25.04.2024

Ungleiches Sternpaar

Verschmelzung zweier Sterne erzeugt ungewöhnliches Binärsystem.

Als Astronomen ein Sternpaar im Herzen einer eindrucksvollen Gas- und Staubwolke beobachteten, erlebten sie eine Überraschung. Sternpaare sind sich normalerweise sehr ähnlich, wie Zwillinge. Doch bei HD 148937 scheint ein Stern jünger und im Gegensatz zum anderen magnetisch zu sein. Neue Daten der Europäischen Südsternwarte (ESO) deuten darauf hin, dass das System ursprünglich aus drei Sternen bestand, bis zwei von ihnen zusammenstießen und verschmolzen.
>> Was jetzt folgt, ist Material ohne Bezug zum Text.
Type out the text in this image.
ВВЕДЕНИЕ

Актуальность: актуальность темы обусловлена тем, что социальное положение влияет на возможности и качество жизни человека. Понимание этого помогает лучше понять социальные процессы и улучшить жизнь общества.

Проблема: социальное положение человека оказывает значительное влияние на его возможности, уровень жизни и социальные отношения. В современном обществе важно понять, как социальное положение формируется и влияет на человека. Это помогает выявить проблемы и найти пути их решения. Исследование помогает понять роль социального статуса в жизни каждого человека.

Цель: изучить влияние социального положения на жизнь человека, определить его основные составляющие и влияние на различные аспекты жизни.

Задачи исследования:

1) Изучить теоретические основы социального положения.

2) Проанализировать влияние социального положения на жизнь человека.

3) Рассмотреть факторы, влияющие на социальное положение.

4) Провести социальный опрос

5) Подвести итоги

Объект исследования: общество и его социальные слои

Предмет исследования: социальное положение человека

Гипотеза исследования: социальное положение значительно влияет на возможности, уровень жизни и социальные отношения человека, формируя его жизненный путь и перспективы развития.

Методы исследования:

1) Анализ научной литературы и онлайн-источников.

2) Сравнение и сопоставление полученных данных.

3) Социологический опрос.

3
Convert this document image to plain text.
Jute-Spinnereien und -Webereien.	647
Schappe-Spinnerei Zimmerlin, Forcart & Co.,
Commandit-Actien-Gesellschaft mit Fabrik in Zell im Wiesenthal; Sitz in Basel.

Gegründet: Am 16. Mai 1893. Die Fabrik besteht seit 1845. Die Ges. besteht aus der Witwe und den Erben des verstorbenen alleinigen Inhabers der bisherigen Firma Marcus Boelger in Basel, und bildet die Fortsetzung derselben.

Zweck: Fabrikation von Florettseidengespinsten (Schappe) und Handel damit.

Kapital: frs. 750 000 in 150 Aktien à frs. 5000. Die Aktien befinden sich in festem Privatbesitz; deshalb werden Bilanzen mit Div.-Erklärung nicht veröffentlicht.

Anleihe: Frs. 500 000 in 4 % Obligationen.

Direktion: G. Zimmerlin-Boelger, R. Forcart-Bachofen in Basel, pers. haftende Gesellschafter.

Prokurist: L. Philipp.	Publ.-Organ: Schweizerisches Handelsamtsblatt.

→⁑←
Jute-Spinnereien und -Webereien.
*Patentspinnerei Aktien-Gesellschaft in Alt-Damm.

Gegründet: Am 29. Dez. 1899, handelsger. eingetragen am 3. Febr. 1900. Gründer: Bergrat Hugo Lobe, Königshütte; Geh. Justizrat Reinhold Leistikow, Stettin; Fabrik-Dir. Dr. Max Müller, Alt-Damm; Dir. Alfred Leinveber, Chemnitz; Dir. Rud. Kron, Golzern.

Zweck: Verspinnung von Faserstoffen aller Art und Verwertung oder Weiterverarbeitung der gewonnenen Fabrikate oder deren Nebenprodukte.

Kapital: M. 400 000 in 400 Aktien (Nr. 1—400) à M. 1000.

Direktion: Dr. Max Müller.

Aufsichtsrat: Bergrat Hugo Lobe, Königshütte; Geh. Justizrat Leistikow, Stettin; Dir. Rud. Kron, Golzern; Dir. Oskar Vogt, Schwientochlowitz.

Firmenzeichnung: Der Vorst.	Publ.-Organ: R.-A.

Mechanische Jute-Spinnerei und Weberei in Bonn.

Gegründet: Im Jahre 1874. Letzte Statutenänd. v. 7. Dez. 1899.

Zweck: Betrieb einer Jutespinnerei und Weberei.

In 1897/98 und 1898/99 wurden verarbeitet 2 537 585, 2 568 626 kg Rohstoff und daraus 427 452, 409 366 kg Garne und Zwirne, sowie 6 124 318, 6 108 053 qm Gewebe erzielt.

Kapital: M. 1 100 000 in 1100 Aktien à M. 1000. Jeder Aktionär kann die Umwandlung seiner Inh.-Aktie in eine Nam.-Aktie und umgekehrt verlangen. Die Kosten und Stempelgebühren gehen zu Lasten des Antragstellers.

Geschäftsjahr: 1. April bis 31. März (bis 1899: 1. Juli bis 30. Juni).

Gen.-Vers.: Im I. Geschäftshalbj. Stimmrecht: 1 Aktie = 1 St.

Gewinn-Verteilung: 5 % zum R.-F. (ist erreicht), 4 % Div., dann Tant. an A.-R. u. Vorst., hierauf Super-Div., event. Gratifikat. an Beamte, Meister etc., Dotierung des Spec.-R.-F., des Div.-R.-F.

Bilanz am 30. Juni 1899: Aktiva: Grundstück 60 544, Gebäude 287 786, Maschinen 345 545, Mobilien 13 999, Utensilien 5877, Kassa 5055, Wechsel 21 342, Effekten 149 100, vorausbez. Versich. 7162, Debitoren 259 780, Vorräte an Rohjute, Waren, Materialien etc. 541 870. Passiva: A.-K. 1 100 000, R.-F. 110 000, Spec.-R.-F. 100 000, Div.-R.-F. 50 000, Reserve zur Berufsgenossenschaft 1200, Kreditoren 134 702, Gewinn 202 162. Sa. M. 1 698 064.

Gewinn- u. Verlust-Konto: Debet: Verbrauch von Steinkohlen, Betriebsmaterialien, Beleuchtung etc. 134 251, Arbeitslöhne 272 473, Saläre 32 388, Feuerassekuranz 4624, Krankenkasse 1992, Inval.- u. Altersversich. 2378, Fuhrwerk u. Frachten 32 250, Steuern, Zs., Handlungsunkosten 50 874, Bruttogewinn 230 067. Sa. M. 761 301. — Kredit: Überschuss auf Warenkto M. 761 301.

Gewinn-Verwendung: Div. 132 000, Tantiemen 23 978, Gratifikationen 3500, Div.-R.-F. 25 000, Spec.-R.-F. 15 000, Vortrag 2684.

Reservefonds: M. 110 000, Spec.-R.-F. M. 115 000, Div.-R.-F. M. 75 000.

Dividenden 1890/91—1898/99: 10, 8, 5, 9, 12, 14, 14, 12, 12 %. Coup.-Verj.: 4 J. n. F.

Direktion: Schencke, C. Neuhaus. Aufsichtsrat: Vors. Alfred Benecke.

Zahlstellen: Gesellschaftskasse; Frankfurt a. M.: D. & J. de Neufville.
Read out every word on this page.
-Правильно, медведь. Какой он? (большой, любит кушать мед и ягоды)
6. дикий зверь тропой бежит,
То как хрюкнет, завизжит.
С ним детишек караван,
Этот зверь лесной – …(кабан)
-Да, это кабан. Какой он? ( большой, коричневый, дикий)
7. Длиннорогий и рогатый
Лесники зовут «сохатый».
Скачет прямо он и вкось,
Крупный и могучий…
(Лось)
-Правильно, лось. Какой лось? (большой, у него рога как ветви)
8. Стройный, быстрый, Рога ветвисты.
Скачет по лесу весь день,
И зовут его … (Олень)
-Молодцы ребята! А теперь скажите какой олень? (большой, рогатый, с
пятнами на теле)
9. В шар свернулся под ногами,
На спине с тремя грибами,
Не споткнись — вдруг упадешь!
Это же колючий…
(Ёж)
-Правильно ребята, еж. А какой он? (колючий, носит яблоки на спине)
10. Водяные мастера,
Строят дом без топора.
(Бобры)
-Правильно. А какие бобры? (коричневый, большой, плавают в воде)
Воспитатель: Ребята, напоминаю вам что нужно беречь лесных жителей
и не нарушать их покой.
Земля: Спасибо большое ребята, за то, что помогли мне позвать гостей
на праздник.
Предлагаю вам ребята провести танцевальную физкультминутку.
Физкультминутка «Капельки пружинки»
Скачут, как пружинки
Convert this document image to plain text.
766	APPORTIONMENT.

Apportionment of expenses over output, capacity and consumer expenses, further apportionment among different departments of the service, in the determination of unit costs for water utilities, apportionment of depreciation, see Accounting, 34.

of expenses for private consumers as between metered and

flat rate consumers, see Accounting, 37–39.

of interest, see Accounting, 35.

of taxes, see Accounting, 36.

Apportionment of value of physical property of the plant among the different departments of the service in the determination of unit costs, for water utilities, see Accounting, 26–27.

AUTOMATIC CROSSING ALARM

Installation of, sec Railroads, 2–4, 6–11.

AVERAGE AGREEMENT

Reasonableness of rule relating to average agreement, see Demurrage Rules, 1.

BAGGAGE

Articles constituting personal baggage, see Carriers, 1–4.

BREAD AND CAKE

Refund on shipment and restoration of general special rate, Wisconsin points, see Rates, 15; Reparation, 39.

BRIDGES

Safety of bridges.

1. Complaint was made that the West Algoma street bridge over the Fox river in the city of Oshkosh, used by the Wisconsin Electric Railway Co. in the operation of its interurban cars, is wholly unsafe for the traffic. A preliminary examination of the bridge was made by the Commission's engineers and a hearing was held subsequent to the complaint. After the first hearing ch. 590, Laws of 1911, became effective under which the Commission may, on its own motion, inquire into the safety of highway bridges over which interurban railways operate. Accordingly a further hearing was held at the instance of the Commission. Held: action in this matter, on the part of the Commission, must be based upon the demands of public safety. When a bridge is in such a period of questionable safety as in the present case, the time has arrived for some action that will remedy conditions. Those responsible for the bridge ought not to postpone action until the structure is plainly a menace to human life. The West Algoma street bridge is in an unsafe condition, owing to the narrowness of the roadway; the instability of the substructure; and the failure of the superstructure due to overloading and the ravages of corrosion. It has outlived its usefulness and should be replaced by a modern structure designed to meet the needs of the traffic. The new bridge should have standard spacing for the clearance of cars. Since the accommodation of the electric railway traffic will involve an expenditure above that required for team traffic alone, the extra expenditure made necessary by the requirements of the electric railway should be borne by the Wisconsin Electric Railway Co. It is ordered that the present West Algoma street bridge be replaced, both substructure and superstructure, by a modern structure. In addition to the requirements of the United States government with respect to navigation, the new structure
Durch dieses einschneidende Ereignis entstand die umgebende Wolke und veränderte das Schicksal des Systems für immer.


Abb.: Der Nebel (NGC 6164/6165), der HD 148937 umgibt, im sichtbaren Licht...
Abb.: Der Nebel (NGC 6164/6165), der HD 148937 umgibt, im sichtbaren Licht betrachtet
Quelle: ESO / VPHAS+ team / CASU

Beim Recherchieren der Hintergründe fiel mir auf, wie besonders dieses System zu sein schien“, sagt Abigail Frost. Sie ist Astronomin bei der ESO in Chile und Hauptautorin der neuen Studie. Das System, HD 148937, befindet sich etwa 3800 Lichtjahre von der Erde entfernt in Richtung des Sternbilds Norma. Es besteht aus zwei Sternen, die viel massereicher sind als die Sonne und von einem wunderschönen Nebel, einer Wolke aus Gas und Staub, umgeben sind. „Ein Nebel, der zwei massereiche Sterne umgibt, ist eine Seltenheit, und wir hatten wirklich das Gefühl, dass in diesem System etwas Außergewöhnliches passiert sein muss. Als wir uns die Daten ansahen, wurde die Verblüffung nur noch größer.“

Nach einer detaillierten Analyse konnten wir feststellen, dass der massereichere Stern viel jünger zu sein scheint als sein Begleiter, was keinen Sinn ergibt, da sie zur gleichen Zeit entstanden sein müssten!“, sagt Frost. Der Altersunterschied – der eine Stern scheint mindestens 1,5 Millionen Jahre jünger zu sein als der andere – deutet darauf hin, dass etwas den massereicheren Stern verjüngt haben muss.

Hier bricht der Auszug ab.